In 2018, WFMU announced that it would shut down the FMA due to dwindling funding. In December 2018, the site was acquired by KitSplit and in 2019 by Tribe of Noise.

== History ==
Managing director Jason Sigal explained that due to the SoundExchange royalty scheme, "outdated copyright law and the looming possibility of unfairly high royalties make it difficult to provide audio on-demand, to podcast, to archive, even to stream online", and that the station was being forced to pay royalties for lesser-known artists, while commercial stations were "getting bribed with mountains of cocaine and Ferraris and stuff to play the same top-40 artists that everyone already knows about." He added that the archive "[combined] the user-generated content with the curatorial role that WFMU has always played." Other curators involved in the service included KEXP-FM, Dublab, KBOO, ISSUE Project Room, and CASH Music among others.

In 2012, the FMA held a contest, challenging users to create videos remixing audio from the FMA with video content from the Prelinger Archives.

In 2013, the FMA held another contest, challenging users to compose a royalty-free alternative to "Happy Birthday to You" (a song which, at the time, was encumbered by copyright claims by Warner Chappell Music, invalidated in 2015 as the result of a lawsuit), featuring judges such as Jonathan Coulton.

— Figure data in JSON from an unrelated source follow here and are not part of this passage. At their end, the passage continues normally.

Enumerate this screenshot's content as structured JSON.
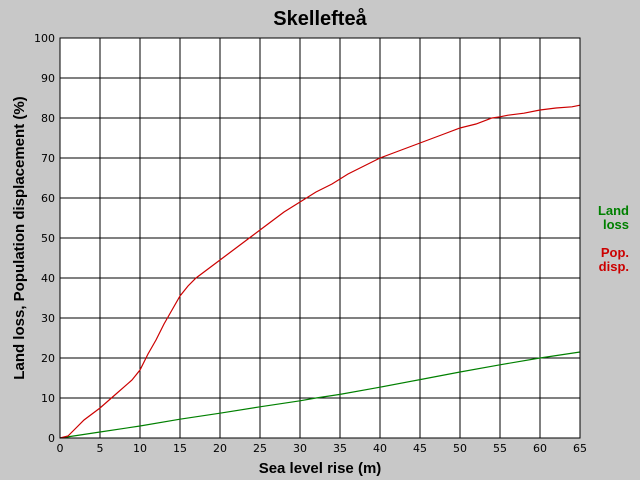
{
  "chart_data": {
    "type": "line",
    "title": "Skellefteå",
    "xlabel": "Sea level rise (m)",
    "ylabel": "Land loss, Population displacement (%)",
    "xlim": [
      0,
      65
    ],
    "ylim": [
      0,
      100
    ],
    "xticks": [
      0,
      5,
      10,
      15,
      20,
      25,
      30,
      35,
      40,
      45,
      50,
      55,
      60,
      65
    ],
    "yticks": [
      0,
      10,
      20,
      30,
      40,
      50,
      60,
      70,
      80,
      90,
      100
    ],
    "grid": true,
    "legend_position": "right",
    "series": [
      {
        "name": "Land loss",
        "legend_lines": [
          "Land",
          "loss"
        ],
        "color": "#008000",
        "x": [
          0,
          2,
          5,
          10,
          15,
          20,
          25,
          30,
          32,
          35,
          40,
          45,
          50,
          55,
          60,
          65
        ],
        "y": [
          0,
          0.6,
          1.5,
          3.0,
          4.7,
          6.2,
          7.8,
          9.3,
          10.0,
          10.9,
          12.7,
          14.6,
          16.5,
          18.3,
          20.0,
          21.5
        ]
      },
      {
        "name": "Pop. disp.",
        "legend_lines": [
          "Pop.",
          "disp."
        ],
        "color": "#cc0000",
        "x": [
          0,
          1,
          2,
          3,
          5,
          7,
          9,
          10,
          11,
          12,
          13,
          14,
          15,
          16,
          17,
          18,
          20,
          22,
          24,
          26,
          28,
          30,
          32,
          34,
          36,
          38,
          40,
          42,
          44,
          46,
          48,
          50,
          52,
          54,
          55,
          56,
          58,
          60,
          62,
          64,
          65
        ],
        "y": [
          0,
          0.5,
          2.5,
          4.5,
          7.5,
          11.0,
          14.5,
          17.0,
          21.0,
          24.5,
          28.5,
          32.0,
          35.5,
          38.0,
          40.0,
          41.5,
          44.5,
          47.5,
          50.5,
          53.5,
          56.5,
          59.0,
          61.5,
          63.5,
          66.0,
          68.0,
          70.0,
          71.5,
          73.0,
          74.5,
          76.0,
          77.5,
          78.5,
          80.0,
          80.3,
          80.7,
          81.2,
          82.0,
          82.5,
          82.8,
          83.2
        ]
      }
    ]
  }
}
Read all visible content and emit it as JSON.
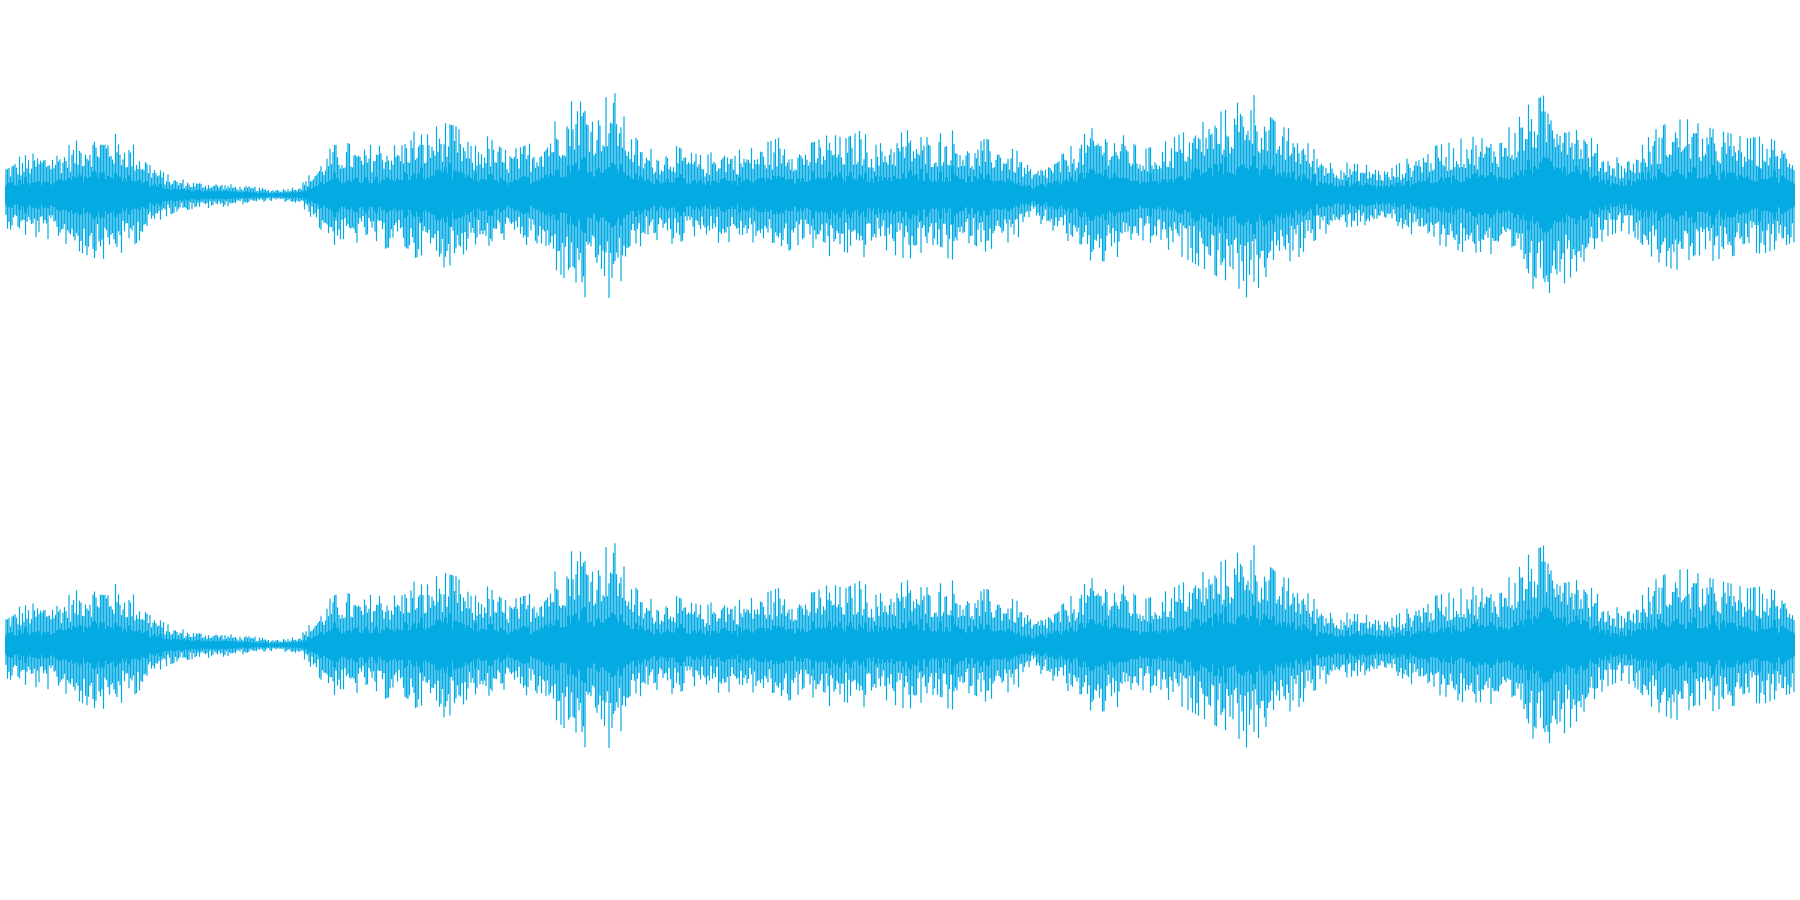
{
  "waveform": {
    "color": "#04ABE3",
    "channels": [
      {
        "id": "channel-1"
      },
      {
        "id": "channel-2"
      }
    ],
    "envelope": [
      0.28,
      0.33,
      0.36,
      0.38,
      0.42,
      0.5,
      0.55,
      0.52,
      0.45,
      0.34,
      0.2,
      0.14,
      0.12,
      0.11,
      0.1,
      0.08,
      0.07,
      0.05,
      0.06,
      0.09,
      0.25,
      0.42,
      0.44,
      0.38,
      0.48,
      0.42,
      0.55,
      0.5,
      0.62,
      0.58,
      0.4,
      0.5,
      0.38,
      0.4,
      0.45,
      0.58,
      0.72,
      0.92,
      0.7,
      0.92,
      0.58,
      0.4,
      0.38,
      0.42,
      0.36,
      0.33,
      0.42,
      0.38,
      0.4,
      0.45,
      0.5,
      0.42,
      0.45,
      0.52,
      0.48,
      0.55,
      0.42,
      0.5,
      0.55,
      0.48,
      0.52,
      0.55,
      0.4,
      0.48,
      0.42,
      0.38,
      0.2,
      0.28,
      0.35,
      0.48,
      0.58,
      0.55,
      0.5,
      0.38,
      0.42,
      0.48,
      0.55,
      0.62,
      0.7,
      0.75,
      0.9,
      0.7,
      0.58,
      0.55,
      0.4,
      0.32,
      0.28,
      0.26,
      0.25,
      0.22,
      0.3,
      0.38,
      0.42,
      0.45,
      0.5,
      0.48,
      0.52,
      0.6,
      0.78,
      0.85,
      0.78,
      0.65,
      0.48,
      0.35,
      0.3,
      0.38,
      0.55,
      0.62,
      0.65,
      0.6,
      0.55,
      0.52,
      0.48,
      0.5,
      0.45,
      0.4
    ]
  }
}
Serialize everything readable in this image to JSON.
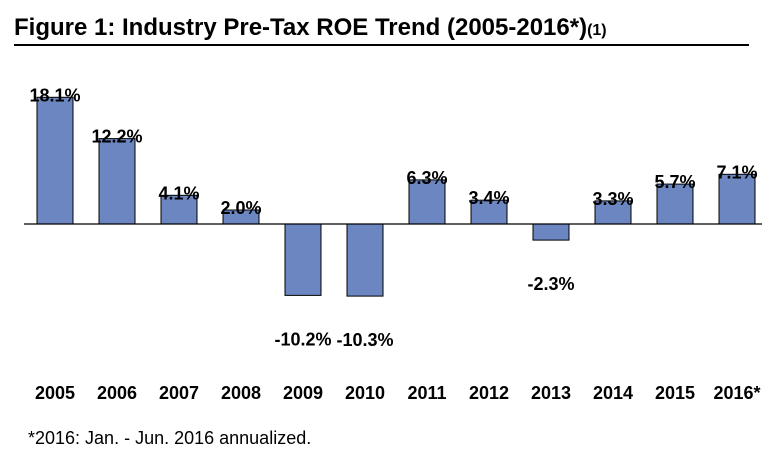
{
  "chart_data": {
    "type": "bar",
    "title": "Figure 1: Industry Pre-Tax ROE Trend (2005-2016*)",
    "title_note": "(1)",
    "categories": [
      "2005",
      "2006",
      "2007",
      "2008",
      "2009",
      "2010",
      "2011",
      "2012",
      "2013",
      "2014",
      "2015",
      "2016*"
    ],
    "values": [
      18.1,
      12.2,
      4.1,
      2.0,
      -10.2,
      -10.3,
      6.3,
      3.4,
      -2.3,
      3.3,
      5.7,
      7.1
    ],
    "labels": [
      "18.1%",
      "12.2%",
      "4.1%",
      "2.0%",
      "-10.2%",
      "-10.3%",
      "6.3%",
      "3.4%",
      "-2.3%",
      "3.3%",
      "5.7%",
      "7.1%"
    ],
    "xlabel": "",
    "ylabel": "",
    "grid": false,
    "legend": "none",
    "bar_color": "#6b86c1",
    "footnote": "*2016: Jan. - Jun. 2016 annualized."
  }
}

The contest was won by Monk Turner and Fascinoma.

In 2015, the FMA held a contest, challenging users to create videos remixing audio from the FMA with video content which in the public domain (from the Prelinger Archives) calls "Unreel Trailers: A Challenge".

In 2016, the archive surpassed 100,000 songs hosted.

On November 7, 2018, it was announced that the Free Music Archive would be shutting down permanently on November 16, 2018. Existing files would be moved to the Internet Archive collection, but it would effectively end as a growing, ongoing project. Director Cheyenne Hohman noted that its funding from the National Endowment for the Arts had been reduced significantly, and that "material support" for the arts had been "dwindling". The closing date was later pushed back to December 1. On December 12, 2018, it was announced that the service had been acquired by equipment rental service KitSplit, who pledged to ensure its continued operation. However, on September 19, 2019, Kitsplit announced that it had sold the FMA to Tribe of Noise - a group also focusing on the distribution and promotion of free content music under Creative Commons licenses.

== Funding ==
Initial funding for the Free Music Archive came from the New York State Music Fund, a program of Rockefeller Philanthropy Advisors. Additional funding support came from the John D. and Catherine T. MacArthur Foundation, by the National Endowment for the Arts, and from the project's users.